Kármán pledged “corruption-free and transparent management” of public enterprises and confirmed that special sector taxes introduced during the Orbán government will be phased out gradually. That commitment signals a departure from fiscal arrangements critics said channelled gambling revenues toward politically aligned media, public bodies and cultural sponsorships. The finance minister’s specific allegation is that Szerencsejáték Zrt diverted profits for “propaganda purposes” rather than routing them transparently to the state treasury.
Kármán has pledged “corruption-free and transparent management” of public enterprises and confirmed that special sector taxes imposed during the Orbán administration would gradually be phased out. — Finance Minister András Kármán
Cultural Financing Also in Scope
Culture and social relations minister Zoltán Tarr has indicated the government will separately review public media and cultural financing mechanisms linked to lottery-generated funds. Committees have been tasked with examining the performance and political entanglements of state enterprises following 16 years of Orbán and Fidesz rule — a mandate that extends beyond gambling but places Szerencsejáték Zrt in a prominent position given the volume of funds historically routed through politically controlled channels.

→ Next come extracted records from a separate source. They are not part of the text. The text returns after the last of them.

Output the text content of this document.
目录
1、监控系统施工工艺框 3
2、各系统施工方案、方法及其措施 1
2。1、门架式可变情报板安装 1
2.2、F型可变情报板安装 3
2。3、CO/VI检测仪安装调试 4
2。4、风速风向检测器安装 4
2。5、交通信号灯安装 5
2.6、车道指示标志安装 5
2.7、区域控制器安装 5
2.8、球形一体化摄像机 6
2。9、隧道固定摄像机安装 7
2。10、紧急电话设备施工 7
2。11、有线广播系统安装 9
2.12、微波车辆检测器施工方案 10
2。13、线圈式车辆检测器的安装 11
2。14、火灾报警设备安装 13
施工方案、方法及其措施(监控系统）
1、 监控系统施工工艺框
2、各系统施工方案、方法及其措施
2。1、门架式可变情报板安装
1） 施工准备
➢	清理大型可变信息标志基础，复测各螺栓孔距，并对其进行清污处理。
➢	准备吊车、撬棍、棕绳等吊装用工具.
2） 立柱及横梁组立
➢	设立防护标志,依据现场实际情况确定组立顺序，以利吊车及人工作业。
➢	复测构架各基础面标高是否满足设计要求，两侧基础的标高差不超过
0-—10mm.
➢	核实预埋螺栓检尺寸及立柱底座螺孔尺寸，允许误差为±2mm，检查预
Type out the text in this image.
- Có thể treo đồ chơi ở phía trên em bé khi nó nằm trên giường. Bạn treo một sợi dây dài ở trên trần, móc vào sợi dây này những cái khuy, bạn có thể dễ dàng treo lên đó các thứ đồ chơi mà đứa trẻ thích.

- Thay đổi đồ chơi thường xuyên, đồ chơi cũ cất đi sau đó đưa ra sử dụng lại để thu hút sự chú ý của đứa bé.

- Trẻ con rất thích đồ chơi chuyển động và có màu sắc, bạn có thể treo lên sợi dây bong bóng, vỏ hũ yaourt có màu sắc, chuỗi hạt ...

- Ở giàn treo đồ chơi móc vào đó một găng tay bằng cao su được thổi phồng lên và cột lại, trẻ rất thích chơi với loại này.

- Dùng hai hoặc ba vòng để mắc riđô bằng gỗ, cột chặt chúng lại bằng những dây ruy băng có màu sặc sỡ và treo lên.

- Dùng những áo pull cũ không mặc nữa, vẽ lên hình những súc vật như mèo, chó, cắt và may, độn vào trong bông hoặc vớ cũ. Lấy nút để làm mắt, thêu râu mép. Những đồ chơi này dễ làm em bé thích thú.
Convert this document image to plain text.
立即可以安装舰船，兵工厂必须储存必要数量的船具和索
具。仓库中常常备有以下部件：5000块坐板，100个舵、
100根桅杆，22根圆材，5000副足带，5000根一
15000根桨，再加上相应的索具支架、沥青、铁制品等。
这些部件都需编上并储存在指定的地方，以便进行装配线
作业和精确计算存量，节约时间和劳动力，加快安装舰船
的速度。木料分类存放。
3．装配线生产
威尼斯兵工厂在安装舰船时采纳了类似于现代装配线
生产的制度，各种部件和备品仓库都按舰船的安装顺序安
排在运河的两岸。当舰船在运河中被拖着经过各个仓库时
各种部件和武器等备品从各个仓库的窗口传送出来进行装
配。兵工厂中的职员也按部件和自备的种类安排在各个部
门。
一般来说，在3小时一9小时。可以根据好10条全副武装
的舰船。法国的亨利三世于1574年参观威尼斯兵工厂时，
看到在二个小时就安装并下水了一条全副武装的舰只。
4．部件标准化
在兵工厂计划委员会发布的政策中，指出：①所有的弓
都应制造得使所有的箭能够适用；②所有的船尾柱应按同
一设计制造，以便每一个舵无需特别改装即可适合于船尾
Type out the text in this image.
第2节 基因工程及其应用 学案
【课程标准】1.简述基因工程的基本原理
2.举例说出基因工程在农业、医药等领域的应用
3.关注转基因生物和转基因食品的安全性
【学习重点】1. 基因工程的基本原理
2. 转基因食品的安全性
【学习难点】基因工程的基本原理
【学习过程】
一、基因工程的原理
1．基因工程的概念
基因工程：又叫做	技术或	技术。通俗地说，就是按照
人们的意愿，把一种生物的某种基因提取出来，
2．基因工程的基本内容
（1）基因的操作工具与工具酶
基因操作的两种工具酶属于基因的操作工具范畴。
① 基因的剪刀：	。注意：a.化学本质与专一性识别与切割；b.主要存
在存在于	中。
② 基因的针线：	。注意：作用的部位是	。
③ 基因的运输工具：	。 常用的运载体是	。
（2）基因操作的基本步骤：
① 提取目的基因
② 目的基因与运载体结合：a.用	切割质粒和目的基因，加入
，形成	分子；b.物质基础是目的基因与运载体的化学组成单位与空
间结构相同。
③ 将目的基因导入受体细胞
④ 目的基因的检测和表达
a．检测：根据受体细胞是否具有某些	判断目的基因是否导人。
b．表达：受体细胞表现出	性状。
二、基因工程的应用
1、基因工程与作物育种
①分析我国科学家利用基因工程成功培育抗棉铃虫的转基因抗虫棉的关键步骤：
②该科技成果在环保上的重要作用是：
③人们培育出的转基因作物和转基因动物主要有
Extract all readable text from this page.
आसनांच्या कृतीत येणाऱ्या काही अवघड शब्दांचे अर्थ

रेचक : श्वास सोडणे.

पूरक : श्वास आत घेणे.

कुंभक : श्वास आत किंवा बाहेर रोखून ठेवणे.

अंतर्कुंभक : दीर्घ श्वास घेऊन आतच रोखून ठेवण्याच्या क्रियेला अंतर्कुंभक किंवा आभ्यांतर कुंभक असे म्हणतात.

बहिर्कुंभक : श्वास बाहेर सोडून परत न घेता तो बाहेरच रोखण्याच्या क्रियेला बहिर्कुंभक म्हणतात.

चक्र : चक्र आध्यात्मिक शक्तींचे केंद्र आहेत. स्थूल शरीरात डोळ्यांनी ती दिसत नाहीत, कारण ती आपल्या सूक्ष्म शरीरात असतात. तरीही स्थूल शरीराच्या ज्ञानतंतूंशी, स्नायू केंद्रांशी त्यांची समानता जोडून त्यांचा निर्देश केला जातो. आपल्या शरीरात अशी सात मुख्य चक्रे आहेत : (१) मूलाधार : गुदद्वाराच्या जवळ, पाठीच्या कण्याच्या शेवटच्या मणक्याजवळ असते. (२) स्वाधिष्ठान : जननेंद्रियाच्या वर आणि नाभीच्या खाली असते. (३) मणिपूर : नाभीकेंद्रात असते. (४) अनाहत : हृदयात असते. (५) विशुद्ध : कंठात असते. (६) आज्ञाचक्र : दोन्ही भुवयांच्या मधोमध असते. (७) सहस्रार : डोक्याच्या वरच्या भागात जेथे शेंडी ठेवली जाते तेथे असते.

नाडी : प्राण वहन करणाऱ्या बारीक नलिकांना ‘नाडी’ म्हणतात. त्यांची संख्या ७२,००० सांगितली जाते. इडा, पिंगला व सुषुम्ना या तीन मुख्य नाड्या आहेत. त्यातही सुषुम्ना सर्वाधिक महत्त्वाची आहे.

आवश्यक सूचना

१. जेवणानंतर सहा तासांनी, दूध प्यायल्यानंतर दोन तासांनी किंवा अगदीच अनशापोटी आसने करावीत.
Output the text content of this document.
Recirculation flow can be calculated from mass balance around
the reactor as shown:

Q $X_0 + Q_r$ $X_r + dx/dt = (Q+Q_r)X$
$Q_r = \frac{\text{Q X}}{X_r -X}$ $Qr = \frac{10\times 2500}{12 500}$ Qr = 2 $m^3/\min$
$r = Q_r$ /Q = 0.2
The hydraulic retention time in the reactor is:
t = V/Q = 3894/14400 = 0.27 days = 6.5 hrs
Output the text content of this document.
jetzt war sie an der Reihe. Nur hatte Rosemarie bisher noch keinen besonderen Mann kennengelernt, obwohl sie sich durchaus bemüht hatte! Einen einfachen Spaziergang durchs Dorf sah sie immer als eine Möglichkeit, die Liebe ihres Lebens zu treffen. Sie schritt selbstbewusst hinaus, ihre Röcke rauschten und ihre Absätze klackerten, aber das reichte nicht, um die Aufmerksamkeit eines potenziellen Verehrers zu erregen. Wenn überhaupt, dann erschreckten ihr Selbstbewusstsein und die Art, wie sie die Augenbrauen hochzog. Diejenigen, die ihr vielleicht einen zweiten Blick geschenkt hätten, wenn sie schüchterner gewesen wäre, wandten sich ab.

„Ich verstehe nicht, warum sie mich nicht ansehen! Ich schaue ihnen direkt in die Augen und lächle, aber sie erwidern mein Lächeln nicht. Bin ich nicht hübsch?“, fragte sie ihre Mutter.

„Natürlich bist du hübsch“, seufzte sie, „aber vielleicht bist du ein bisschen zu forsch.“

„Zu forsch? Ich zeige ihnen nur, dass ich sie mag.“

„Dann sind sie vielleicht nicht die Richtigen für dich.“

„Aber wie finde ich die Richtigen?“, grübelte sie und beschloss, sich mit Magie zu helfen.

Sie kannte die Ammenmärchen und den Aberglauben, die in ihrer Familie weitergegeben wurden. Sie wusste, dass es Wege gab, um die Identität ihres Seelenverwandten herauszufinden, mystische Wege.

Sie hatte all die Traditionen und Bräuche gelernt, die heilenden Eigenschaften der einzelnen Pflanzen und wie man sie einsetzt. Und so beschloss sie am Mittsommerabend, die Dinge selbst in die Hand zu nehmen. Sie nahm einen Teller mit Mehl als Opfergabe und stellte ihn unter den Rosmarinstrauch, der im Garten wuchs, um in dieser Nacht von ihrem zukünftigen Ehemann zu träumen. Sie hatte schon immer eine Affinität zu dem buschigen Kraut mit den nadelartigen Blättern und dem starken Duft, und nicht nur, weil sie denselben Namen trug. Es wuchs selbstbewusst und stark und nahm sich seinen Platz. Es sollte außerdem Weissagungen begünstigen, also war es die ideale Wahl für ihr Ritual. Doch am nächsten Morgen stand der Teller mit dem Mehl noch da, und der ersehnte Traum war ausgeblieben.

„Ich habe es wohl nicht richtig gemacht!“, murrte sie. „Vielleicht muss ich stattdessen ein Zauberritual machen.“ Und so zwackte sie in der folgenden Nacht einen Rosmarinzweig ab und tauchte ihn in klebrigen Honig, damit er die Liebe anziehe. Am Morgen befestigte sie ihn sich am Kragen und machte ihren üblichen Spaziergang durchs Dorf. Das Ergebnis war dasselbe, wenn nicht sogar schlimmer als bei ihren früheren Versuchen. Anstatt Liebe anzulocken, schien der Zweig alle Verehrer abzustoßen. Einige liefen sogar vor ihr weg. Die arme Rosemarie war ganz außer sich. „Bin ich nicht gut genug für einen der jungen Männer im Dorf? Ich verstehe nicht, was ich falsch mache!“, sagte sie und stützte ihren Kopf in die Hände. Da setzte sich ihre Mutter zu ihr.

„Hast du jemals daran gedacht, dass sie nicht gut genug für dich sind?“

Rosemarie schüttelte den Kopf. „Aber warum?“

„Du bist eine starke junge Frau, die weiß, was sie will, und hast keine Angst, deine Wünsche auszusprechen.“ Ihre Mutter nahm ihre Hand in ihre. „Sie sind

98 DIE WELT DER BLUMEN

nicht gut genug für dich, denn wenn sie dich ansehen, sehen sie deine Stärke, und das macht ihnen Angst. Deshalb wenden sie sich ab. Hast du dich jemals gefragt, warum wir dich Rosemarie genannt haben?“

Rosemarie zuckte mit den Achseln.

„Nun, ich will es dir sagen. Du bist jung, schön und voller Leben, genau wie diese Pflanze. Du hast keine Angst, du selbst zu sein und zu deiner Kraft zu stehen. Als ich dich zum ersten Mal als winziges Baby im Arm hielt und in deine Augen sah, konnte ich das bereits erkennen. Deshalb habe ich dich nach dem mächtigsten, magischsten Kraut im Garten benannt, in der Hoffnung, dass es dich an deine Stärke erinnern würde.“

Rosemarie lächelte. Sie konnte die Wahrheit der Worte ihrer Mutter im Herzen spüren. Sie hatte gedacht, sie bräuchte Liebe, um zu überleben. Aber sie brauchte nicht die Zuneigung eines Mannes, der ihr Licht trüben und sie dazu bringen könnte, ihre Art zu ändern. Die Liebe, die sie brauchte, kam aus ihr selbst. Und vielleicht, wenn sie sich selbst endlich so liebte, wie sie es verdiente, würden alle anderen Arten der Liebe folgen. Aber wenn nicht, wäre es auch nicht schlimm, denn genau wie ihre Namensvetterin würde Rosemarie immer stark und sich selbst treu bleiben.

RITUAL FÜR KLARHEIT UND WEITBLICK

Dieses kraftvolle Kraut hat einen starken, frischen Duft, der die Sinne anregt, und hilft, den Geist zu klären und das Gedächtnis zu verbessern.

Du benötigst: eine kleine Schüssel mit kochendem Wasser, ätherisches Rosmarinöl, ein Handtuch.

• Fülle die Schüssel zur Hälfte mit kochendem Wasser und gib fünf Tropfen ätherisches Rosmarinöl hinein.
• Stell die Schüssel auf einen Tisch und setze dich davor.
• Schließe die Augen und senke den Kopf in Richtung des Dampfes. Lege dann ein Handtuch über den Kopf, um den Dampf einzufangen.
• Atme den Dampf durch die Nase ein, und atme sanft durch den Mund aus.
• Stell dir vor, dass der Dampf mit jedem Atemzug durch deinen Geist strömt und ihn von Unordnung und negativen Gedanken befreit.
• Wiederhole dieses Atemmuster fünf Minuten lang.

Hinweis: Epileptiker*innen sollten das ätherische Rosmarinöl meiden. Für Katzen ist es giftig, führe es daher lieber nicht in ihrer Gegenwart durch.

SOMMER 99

Before TISZA’s election victory, Magyar publicly committed to investigating “stolen public funds” and “thousands of billions funnelled out through concession contracts.” Cabinet appointments were completed last week, and the review process is now under way.
Structural Questions Remain Open
The depth of any reform is uncertain. Szerencsejáték Zrt’s scale creates a structural constraint on how aggressively the new government can move. Analysts have described the position as a Catch-22: dismantling the monopoly reduces a reliable revenue stream; preserving it maintains the architecture that enabled political interference.
Hungary’s channelisation rate sits at approximately 54%, according to H2 Gambling Capital data, with substantial player activity flowing offshore. That figure reflects the absence of licensed private competition in a market where Szerencsejáték Zrt has remained the dominant operator despite partial liberalisation. Since 2023, operators based in the European Economic Area have been permitted to offer online sports betting under Act XXXIV of 1991 — but no licences have been issued in practice, leaving the market structure effectively unchanged.
European regulators have consistently tightened scrutiny of markets where unlicensed activity runs high, and a structural reset in Hungary could serve both state revenue objectives and broader EU compliance alignment. The extension of casino concessions to 2056 under the Orbán government remains one of the most politically charged legacy decisions the new administration must address.
Regulatory Framework
Act XXXIV of 1991 governs casinos, sports betting, lotteries and online gaming in Hungary. Regulatory oversight falls to the Supervisory Authority for Regulatory Affairs (SZTFH), led by Dr Marcell Bíró, which enforces blocking orders against unlicensed operators alongside its licensing and compliance functions.
The wider Hungarian gambling market is valued at over $1.7bn, with online betting growing. TISZA’s pro-EU positioning suggests any reconfiguration would aim to bring Hungary closer to multi-operator licensing frameworks common across the bloc. Europe’s regulated gambling market generated €123.4bn in GGR in 2024, a figure that underlines how much revenue a well-functioning open market can deliver to state coffers — and how much Hungary may be leaving on the table under its current closed model.
Whether TISZA moves to revisit concession terms or limits its intervention to governance reforms at Szerencsejáték Zrt will define the scale of market disruption ahead. No formal timeline for the review has been confirmed.